The employees and board members appealed the COA’s decision, but their appeal was denied. They then escalated the case to the COA Proper, which initially absolved the payees of liability but held the approving and certifying officers accountable. However, upon a motion for reconsideration by the approving officers, the COA Proper reversed its decision, reinstating the liability of the payees.
The Supreme Court’s ruling emphasized the finality of the COA Director’s decision, which had disallowed the AGCs and held the payees, the approving officer, and the certifying officers liable. The Court stated, “Without an express statutory grant and/or a specific board resolution approving its payment, the release of AGCs contravenes the law and must be disallowed.”
The Court also clarified the liability of the parties involved:
- Payees are liable to refund the disallowed amount, regardless of good faith, based on principles of unjust enrichment and solutio indebiti.
- Approving officers are liable for approving expenditures without proper board approval, which is considered gross negligence.
The Supreme Court’s decision underscores the importance of adhering to corporate governance protocols and the potential consequences of failing to do so.
Practical Implications: Navigating Corporate Expenditures
This ruling sets a precedent for how corporate expenditures, especially those involving employee benefits, are scrutinized. Companies must ensure that all financial transactions are backed by a specific statutory authority and approved by their own board of directors. Failure to do so can lead to disallowance of expenditures and personal liability for those involved.
For businesses, it is crucial to review their internal policies and ensure that all expenditures are properly documented and approved. Employees should be aware that receiving unauthorized benefits may require them to refund the amounts received, even if they were unaware of the lack of authorization.
Key Lessons:
- Always verify that any corporate expenditure, especially employee benefits, has been approved by the company’s board of directors.
- Understand the legal basis for any financial transaction to avoid potential disallowance and personal liability.
- Keep meticulous records of all board resolutions and approvals to ensure compliance with corporate governance standards.
Frequently Asked Questions
What is a notice of disallowance?
A notice of disallowance is an official document issued by the Commission on Audit that declares certain expenditures as unauthorized and requires the return of the disallowed amounts.
Can employees be held liable for receiving unauthorized benefits?
Yes, according to the Supreme Court, employees who receive unauthorized benefits can be held liable to refund the amounts received, even if they acted in good faith.
What is the role of the board of directors in approving expenditures?

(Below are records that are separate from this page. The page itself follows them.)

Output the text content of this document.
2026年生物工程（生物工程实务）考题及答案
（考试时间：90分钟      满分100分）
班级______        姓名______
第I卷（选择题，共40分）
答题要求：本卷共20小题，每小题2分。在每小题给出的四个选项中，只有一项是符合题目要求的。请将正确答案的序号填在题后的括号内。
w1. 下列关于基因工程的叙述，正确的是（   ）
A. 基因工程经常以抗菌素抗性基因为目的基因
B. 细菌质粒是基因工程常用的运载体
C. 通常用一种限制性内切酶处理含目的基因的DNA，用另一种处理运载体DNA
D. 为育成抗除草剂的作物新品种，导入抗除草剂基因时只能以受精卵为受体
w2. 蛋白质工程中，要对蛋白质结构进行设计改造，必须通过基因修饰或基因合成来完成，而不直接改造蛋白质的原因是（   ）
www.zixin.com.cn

The board of directors is responsible for approving all corporate expenditures. Without a board resolution, expenditures are considered unauthorized and may be disallowed.
How can a company ensure compliance with corporate governance standards?
Companies should maintain clear policies and procedures for financial transactions, ensure all expenditures are approved by the board, and keep detailed records of all approvals and transactions.
What are the potential consequences of unauthorized expenditures?
Unauthorized expenditures can lead to disallowance by the COA, requiring the return of funds, and may result in personal liability for approving officers and recipients.